Speaking of stash....ahem. We worked on the hell hole, uh "garage", this weekend. Boxes and boxes, many having been opened and rummaged through...then not closed...crowded half the garage. One by one, Jodie dragged them over to me and I went through...tossing, putting into a pile for Goodwill, or repacking. Ever organized...she had everything put in sections...kids toys, books, bellydance stuff, craft stuff, and yarn. She was flabbergasted at the amount of yarn and craft stuff I have accumulated...hate to tell ya...but we haven't got to all of it yet, especially yarn. Probably another 1/3 of it is still waiting to be discovered. It was sort of like Christmas for me...."oh HERE that is! I was wondering what I did with that...." Having it all in one spot...gee, what a concept. Not having to wander from stash spot to stash spot all over the house, rummaging through boxes? Huh. That's an idea.
I am committed (or is that I should be committed??) to knitting out of stash for a while.... a looooong while. Trying to get my finances in order is time consuming...and means no new yarn, period. Not going to the yarn shop, not looking on the internet at yarn, and especially not even peeking at Ebay. No new books...that one hurts, let me tell you. I did get the new Vogue Knitting mag...and considered it a huge treat.
Have to get the Baby Surprise Jacket sewn up, the shower is this weekend. I hate the sewing up/weaving in ends part. Once I am done knitting on it...I'm done. Need to get my Sofie felted, time ran out this weekend. Longing for the days of taking a half day and going home to knit....but I guess I am paying for all the days I did that when I couldn't afford it....
This is the last week the Boys and Girls Club is open. It is closed the last two weeks of summer....you know...when the two youngest are at the height of their boredom threshold and completely sick of each other. Yay. Color me excited.
Thursday, August 11, 2005
I had cast on...and knit the five rows of garter. I felt a little clumsy, but put it off to knitting quickly in a few stolen moments before work. At break time....I realized I have no hope of knitting with this yarn on Denise's. The tips are too blunt...too round. About drove me insane trying to get through two rows of the lace pattern. At lunch time, I dug around for a set of bamboo in the needed size. Could I find the right size? Of course not. I used a good portion of my lunch making myself crazy looking too. Finally, in desperation that I would have no knitting at my afternoon break if I didn't do something - horrors!- I grabbed more Lion Brand Cotton, correct size needles and decided another dishcloth would be preferable to nothing. Cast on for this dishcloth pattern, Lacy Mock Cable....and I am enjoying it very much.

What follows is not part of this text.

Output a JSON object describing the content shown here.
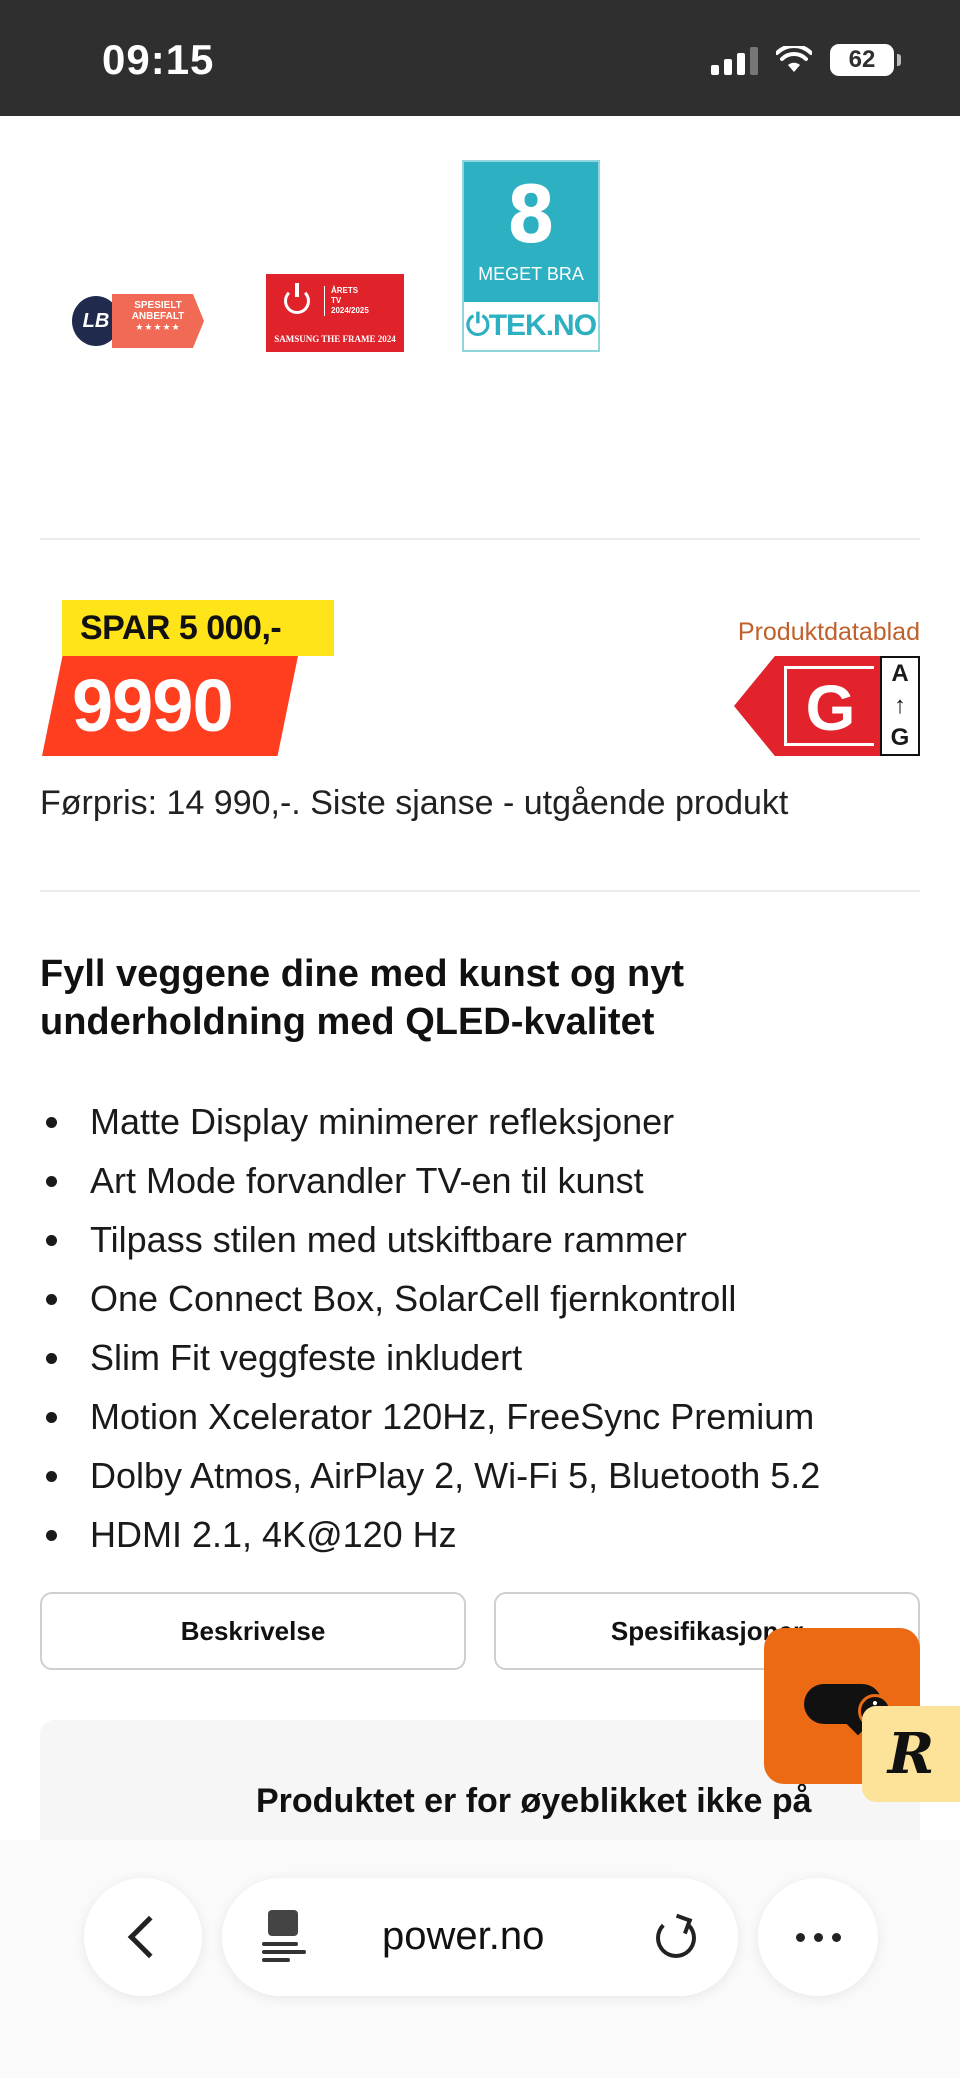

What is it with dishcloths? Somehow they seem so....blah. But in truth...I really enjoy them. I love knitting with cotton...they are small enough to not trigger my adult-onset knitter's ADD...Dishcloths are an opportunity to try patterns in small doses...like swatches...with purpose.
One of the things I did last year that I really enjoyed....and have somehow stopped doing...was buying just one skein of a yarn I really loved and just playing with it. Trying it on different needles...different gauges...assorted patterns. I enjoyed it...but it also triggered some childhood leftover stuff about "wasting." Mostly I think, who cares? Who cares if I use up a ball of yarn and have "nothing" to show for it but some swatches? It's the experience gained...the pleasure in experimenting...dare I say, "the process" that counts, isn't it? So I use up $7-10 worth of yarn and have "nothing to show" for it...isn't that cheap therapy?

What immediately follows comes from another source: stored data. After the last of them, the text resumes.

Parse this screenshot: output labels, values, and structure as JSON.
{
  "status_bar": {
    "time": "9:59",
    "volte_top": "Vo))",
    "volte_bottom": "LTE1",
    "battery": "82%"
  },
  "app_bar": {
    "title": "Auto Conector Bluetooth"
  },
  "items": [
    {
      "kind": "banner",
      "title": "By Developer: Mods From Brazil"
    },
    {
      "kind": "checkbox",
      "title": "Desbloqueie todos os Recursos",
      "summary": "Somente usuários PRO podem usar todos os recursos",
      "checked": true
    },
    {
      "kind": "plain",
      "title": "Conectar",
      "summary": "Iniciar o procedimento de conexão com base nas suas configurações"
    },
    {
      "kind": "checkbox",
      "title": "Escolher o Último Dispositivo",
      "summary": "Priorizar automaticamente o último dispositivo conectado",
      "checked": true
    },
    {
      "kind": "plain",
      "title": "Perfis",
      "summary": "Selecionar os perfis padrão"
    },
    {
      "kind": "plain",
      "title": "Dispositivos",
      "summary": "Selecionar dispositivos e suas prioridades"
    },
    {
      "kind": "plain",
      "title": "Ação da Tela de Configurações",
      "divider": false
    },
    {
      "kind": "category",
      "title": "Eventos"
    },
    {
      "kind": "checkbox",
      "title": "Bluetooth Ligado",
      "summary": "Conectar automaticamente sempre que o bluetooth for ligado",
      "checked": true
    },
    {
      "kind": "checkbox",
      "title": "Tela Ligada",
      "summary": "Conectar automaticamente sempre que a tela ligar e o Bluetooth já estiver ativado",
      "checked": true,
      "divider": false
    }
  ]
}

Which leads me to ask, why do I knit in the first place? Why blog? Why post on the internet for the boredom of the masses? I knit because I can't NOT knit. It soothes my soul...delights me in a very deep way...calms the anxieties that hound me. I blog because...it is about connection. I have a handful of blogs I read daily...and these women (so far all women anyway) make me think. They make me think about my knitting....about my life. Today, Margene posted and it could have been me, everthing she said about clutter.
Knitting connects me internally....blogging connects me to other knitters....other women who "get it." So I don't have a lot to show...still haven't figured out the picture posting thing...still haven't finished complex sweaters or designed my own patterns. So what. I'm happy. Good enough, aye?

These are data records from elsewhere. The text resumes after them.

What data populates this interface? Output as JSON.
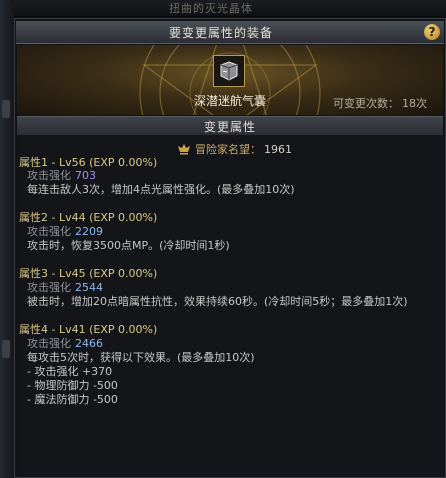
{
  "background": {
    "top_text": "扭曲的灭光晶体"
  },
  "window": {
    "title": "要变更属性的装备",
    "help_label": "?"
  },
  "equipment": {
    "item_name": "深潜迷航气囊",
    "remaining_label": "可变更次数：",
    "remaining_value": "18次"
  },
  "section": {
    "title": "变更属性"
  },
  "fame": {
    "label": "冒险家名望：",
    "value": "1961"
  },
  "attributes": [
    {
      "title": "属性1 - Lv56 (EXP 0.00%)",
      "stat_name": "攻击强化",
      "stat_value": "703",
      "lines": [
        "每连击敌人3次，增加4点光属性强化。(最多叠加10次)"
      ]
    },
    {
      "title": "属性2 - Lv44 (EXP 0.00%)",
      "stat_name": "攻击强化",
      "stat_value": "2209",
      "lines": [
        "攻击时，恢复3500点MP。(冷却时间1秒)"
      ]
    },
    {
      "title": "属性3 - Lv45 (EXP 0.00%)",
      "stat_name": "攻击强化",
      "stat_value": "2544",
      "lines": [
        "被击时，增加20点暗属性抗性，效果持续60秒。(冷却时间5秒；最多叠加1次)"
      ]
    },
    {
      "title": "属性4 - Lv41 (EXP 0.00%)",
      "stat_name": "攻击强化",
      "stat_value": "2466",
      "lines": [
        "每攻击5次时，获得以下效果。(最多叠加10次)",
        "- 攻击强化 +370",
        "- 物理防御力 -500",
        "- 魔法防御力 -500"
      ]
    }
  ],
  "colors": {
    "gold_text": "#d9c98a",
    "purple_value": "#a98bf0",
    "blue_value": "#8fb8f0",
    "help_button": "#d9a53a"
  }
}
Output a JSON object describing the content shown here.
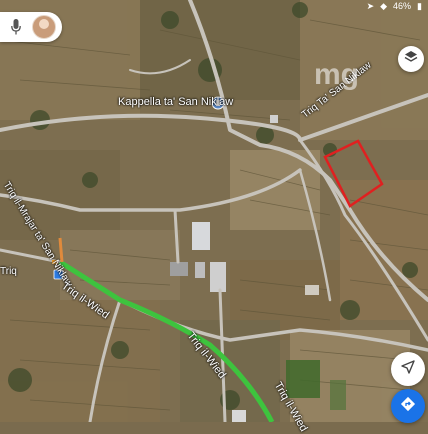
{
  "status_bar": {
    "battery": "46%"
  },
  "search": {
    "mic_icon": "mic-icon",
    "avatar": "user-avatar"
  },
  "map": {
    "poi": {
      "name": "Kappella ta' San Niklaw",
      "icon": "landmark-pin"
    },
    "roads": [
      {
        "id": "triq-ta-san-niklaw",
        "name": "Triq Ta' San Niklaw"
      },
      {
        "id": "triq-mrajar",
        "name": "Triq il-Mrajar ta' San Niklaw"
      },
      {
        "id": "triq-il-wied-1",
        "name": "Triq il-Wied"
      },
      {
        "id": "triq-il-wied-2",
        "name": "Triq il-Wied"
      },
      {
        "id": "triq-il-wied-3",
        "name": "Triq il-Wied"
      },
      {
        "id": "triq-left",
        "name": "Triq"
      }
    ],
    "watermark": "mg",
    "plot_outline_color": "#e02020",
    "route_color": "#3ec33e"
  },
  "controls": {
    "layers_icon": "layers-icon",
    "compass_icon": "my-location-icon",
    "directions_icon": "directions-icon"
  }
}
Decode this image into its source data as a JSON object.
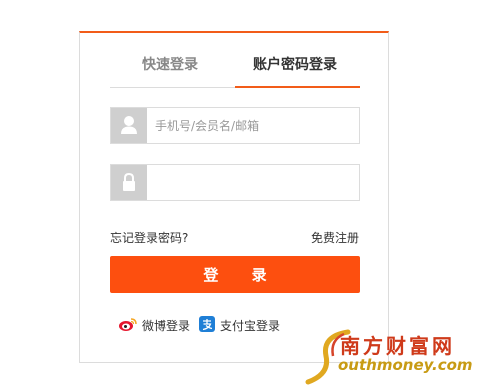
{
  "tabs": [
    {
      "label": "快速登录",
      "active": false
    },
    {
      "label": "账户密码登录",
      "active": true
    }
  ],
  "username": {
    "placeholder": "手机号/会员名/邮箱",
    "value": ""
  },
  "password": {
    "placeholder": "",
    "value": ""
  },
  "links": {
    "forgot": "忘记登录密码?",
    "register": "免费注册"
  },
  "login_button": "登 录",
  "social": [
    {
      "label": "微博登录",
      "icon": "weibo-icon"
    },
    {
      "label": "支付宝登录",
      "icon": "alipay-icon"
    }
  ],
  "watermark": {
    "cn": "南方财富网",
    "en": "outhmoney.com"
  },
  "colors": {
    "accent": "#f25c19",
    "button": "#fd4f0f",
    "icon_bg": "#cfcfcf"
  }
}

Wednesday, August 10, 2005
Didn't like anything. I have a hard time envisioning a fabric knit up in a different yarn than pictured. None of the patterns are pictured in laceweight....so I played. Even tho it was not necessarily a successful venture as far as finding a pattern I wanted to follow...it was fun. I enjoyed playing with the yarn itself...in fact, I am quite smitten with it. I love the feel (silk/alpaca blend), I love the color (blue/green heathery look)...
So I brought it along to work this a.m. and since I got here 10 minutes early....cast on for another Branching Out. What is it with this pattern? I usually get bored really quick.....and I do mean, really quick. But I want to make another...so...here goes. It will be vastly different that the previous one I knit in Silky Wool....but I am pleasantly curious as to what the fabric will turn out with this yarn. If it works...hooray. If it doesn't.....oh well. That's the lovely thing about yarn....just take it off the needles and wind it back on the ball.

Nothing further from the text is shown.